It that still doesn’t work, then follow the advice in the post you linked to and cache the values of `logDet` and `logDet_grad` for incoming `r`; no need to cache the matrix `M`.

2 Likes

This is a very good speed-up strategy, thank you! I should’ve mentioned that the p x p x n array has p in `[2, ..., 12]`, whereas n can be 1,000 - 10,000; hence my assumptions about the bottlenecks.

However, I do not quite see how caching the values of `logDet` and `logDet_grad` would help much. The latter does compute `det(M)`, which can re-use `- log(v) - target`, but wouldn’t the other computations still be required? Also, wouldn’t it be expensive to check, say, a `1000 x 1` vector for equality to a previous `r` (unless some IDs or hashcodes are compared)?
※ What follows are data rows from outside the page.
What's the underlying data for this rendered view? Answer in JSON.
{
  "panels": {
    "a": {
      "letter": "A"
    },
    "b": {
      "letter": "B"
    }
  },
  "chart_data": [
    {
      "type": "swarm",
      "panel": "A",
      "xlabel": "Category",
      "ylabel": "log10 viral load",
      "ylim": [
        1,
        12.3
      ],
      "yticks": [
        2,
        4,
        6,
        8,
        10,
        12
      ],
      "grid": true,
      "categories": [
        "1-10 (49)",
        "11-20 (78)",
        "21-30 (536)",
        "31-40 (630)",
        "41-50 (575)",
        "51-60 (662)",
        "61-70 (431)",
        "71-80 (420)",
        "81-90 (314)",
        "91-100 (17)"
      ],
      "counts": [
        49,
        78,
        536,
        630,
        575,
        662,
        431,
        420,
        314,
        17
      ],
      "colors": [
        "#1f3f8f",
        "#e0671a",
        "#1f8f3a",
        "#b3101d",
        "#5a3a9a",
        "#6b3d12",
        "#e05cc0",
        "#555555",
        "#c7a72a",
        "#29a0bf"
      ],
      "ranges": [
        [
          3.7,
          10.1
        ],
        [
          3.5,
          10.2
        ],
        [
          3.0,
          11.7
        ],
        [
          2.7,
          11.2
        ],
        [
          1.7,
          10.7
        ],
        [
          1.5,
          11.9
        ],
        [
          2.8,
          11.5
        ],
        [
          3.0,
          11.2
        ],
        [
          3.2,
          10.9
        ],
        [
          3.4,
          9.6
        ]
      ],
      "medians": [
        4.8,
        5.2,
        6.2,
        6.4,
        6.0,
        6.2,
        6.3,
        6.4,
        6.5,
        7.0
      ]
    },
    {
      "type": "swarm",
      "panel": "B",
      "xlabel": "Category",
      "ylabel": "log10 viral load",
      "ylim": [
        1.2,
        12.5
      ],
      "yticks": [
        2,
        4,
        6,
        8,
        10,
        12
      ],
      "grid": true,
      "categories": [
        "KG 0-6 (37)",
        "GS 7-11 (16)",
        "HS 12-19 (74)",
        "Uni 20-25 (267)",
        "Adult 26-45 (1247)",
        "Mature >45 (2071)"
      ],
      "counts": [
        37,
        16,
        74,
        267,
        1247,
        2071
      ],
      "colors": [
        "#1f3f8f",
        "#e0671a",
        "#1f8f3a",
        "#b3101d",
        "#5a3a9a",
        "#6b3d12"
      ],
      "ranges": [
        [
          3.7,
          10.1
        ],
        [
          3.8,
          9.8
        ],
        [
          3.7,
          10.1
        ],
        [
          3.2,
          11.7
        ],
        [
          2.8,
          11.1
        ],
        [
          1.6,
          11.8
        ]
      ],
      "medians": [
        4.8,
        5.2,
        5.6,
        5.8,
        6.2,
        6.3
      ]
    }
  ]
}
Therefore, would caching `M` between the calls to `logDet` and `logDet_grad` be more beneficial? Then, how would I go about it? Are there some packages or code examples? Can I do it in JuMP or only in `MathProgBase` directly?

Probably the simplest solution is to define a third function, such as `bar(mats, n, r)` in the answer by odow. This function, returning the summed matrix, would be memoized and called from inside `logDet(r...)` and `logDet_grad(g, r...)`. Oops!